Big Walnut Local School District might have two empty schools next year.

Big Walnut Local School District might have two empty schools next year.

District officials are likely to open the new middle school, which is under construction, as a sixth- through eighth-grade building for the 2011-12 school year.

The district had planned to put the seventh and eighth grades in the new middle school and fifth and sixth grades in the old middle school.

Superintendent Steve Mazzi said proposed cuts in the state budget might lead the district to change its plans and close the old middle school for a couple of years.

The district's Harrison Street Elementary School was closed after an operating levy failed in June 2010, and it will remain closed.

Cuts proposed by Gov. John Kasich's budget could cost the district about $771,480 annually or $3.85-million over five years.

While the district had anticipated decreases in basic state aid of about $1.5-million over five years, it had not planned for decreases in the state's reimbursement of the tangible personal property tax.

"We did not have on our radar a more aggressive phase-out of House Bill 66 tangible personal property tax reimbursement. That was not slated to be phased out until 2014. This was tax relief for businesses (and) the state was reimbursing us for those tax dollar losses," district treasurer Felicia Drummey said.

Drummey said school districts also did not anticipate the phase-out of reimbursement the district received as a result of electric utility deregulation. Big Walnut has received $89,350 per year. The district will lose all the reimbursement in 2012.

The board heard two proposals from the district staff. One was to open both middle school buildings and use one as an intermediate. The other was to open only the new middle school building.

The district passed a $30-million bond issue in 2008. That money is being used to build the new middle school. It also built the new Gen. Rosecrans Elementary School.

Students from Harrison Street went to the district's other elementaries, including Gen. Rosecrans.

During the bond issue campaign, district officials said two elementaries and the middle school were over capacity. More than 100 new students were enrolled in 2008, then-superintendent April Domine said.

Now, however, assistant superintendent Gary Barber said the district's enrollment is not growing, and it hasn't for two years.

The student population can be accommodated if the two school buildings close, Barber said.

Mazzi said he at first was not interested in delaying the opening of an intermediate school. After reviewing Kasich's proposed budget and seeing the potential loss of revenue, he said he could see the need for the delay.

After hearing Drummey's presentation, the board agreed.

A 7.5-mill, five-year emergency operating levy passed in November 2010. Opening only the new middle school and closing the old middle school would allow the district to return most of the programs that were cut because of budget constraints for the 2010-11 school year.

That plan would require hiring, or recalling from layoff, a high school art teacher, a middle school library aide, a curriculum director, a middle school counselor, a middle school teacher, a fourth-grade teacher and a curriculum director.

Opening both middle schools would require filling 11.5 staff positions.
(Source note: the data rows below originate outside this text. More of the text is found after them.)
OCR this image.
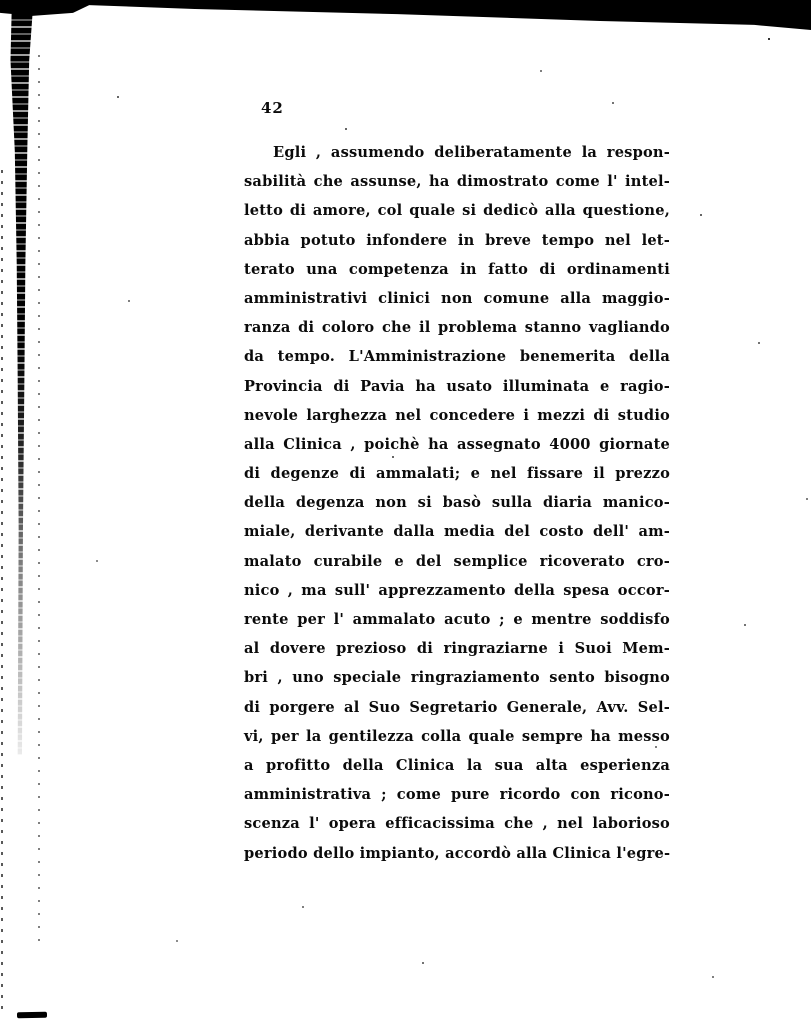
42
Egli , assumendo deliberatamente la respon-
sabilità che assunse, ha dimostrato come l' intel-
letto di amore, col quale si dedicò alla questione,
abbia potuto infondere in breve tempo nel let-
terato una competenza in fatto di ordinamenti
amministrativi clinici non comune alla maggio-
ranza di coloro che il problema stanno vagliando
da tempo. L'Amministrazione benemerita della
Provincia di Pavia ha usato illuminata e ragio-
nevole larghezza nel concedere i mezzi di studio
alla Clinica , poichè ha assegnato 4000 giornate
di degenze di ammalati; e nel fissare il prezzo
della degenza non si basò sulla diaria manico-
miale, derivante dalla media del costo dell' am-
malato curabile e del semplice ricoverato cro-
nico , ma sull' apprezzamento della spesa occor-
rente per l' ammalato acuto ; e mentre soddisfo
al dovere prezioso di ringraziarne i Suoi Mem-
bri , uno speciale ringraziamento sento bisogno
di porgere al Suo Segretario Generale, Avv. Sel-
vi, per la gentilezza colla quale sempre ha messo
a profitto della Clinica la sua alta esperienza
amministrativa ; come pure ricordo con ricono-
scenza l' opera efficacissima che , nel laborioso
periodo dello impianto, accordò alla Clinica l'egre-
If only one middle school closed, six would be hired.

Both plans show the district will spend in excess of revenue by the school year 2013-14. By opening the new middle school and closing the old middle school, the district would be in the hole only $2.9-million, versus $4-million if all school buildings except Harrison Street were open.
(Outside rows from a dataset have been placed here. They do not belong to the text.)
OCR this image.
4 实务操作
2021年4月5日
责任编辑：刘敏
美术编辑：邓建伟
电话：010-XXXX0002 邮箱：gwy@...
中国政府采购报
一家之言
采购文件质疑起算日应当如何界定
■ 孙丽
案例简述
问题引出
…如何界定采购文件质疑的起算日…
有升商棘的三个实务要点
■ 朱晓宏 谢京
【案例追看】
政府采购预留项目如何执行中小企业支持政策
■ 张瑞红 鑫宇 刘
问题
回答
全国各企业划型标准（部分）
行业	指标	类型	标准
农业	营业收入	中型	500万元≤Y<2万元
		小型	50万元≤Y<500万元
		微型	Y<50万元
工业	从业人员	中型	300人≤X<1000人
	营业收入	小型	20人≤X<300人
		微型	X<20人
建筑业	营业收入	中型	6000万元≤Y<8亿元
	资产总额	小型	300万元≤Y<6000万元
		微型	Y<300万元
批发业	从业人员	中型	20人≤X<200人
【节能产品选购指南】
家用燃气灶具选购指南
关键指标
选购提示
Voters are likely to see a request for more operating revenue in 2014, officials said, offering no other details.

One element of the proposed state budget could save the district money, Drummey said.

The district could save $362,101 over the next five years if the legislature approves Kasich's proposal to increase employees' share of pension contributions. Employees now pay 10 percent of their wages. Under the plan, they would pay 12 percent. At the same time, the district's contribution would drop from 14 percent of an employee's pay to 12 percent.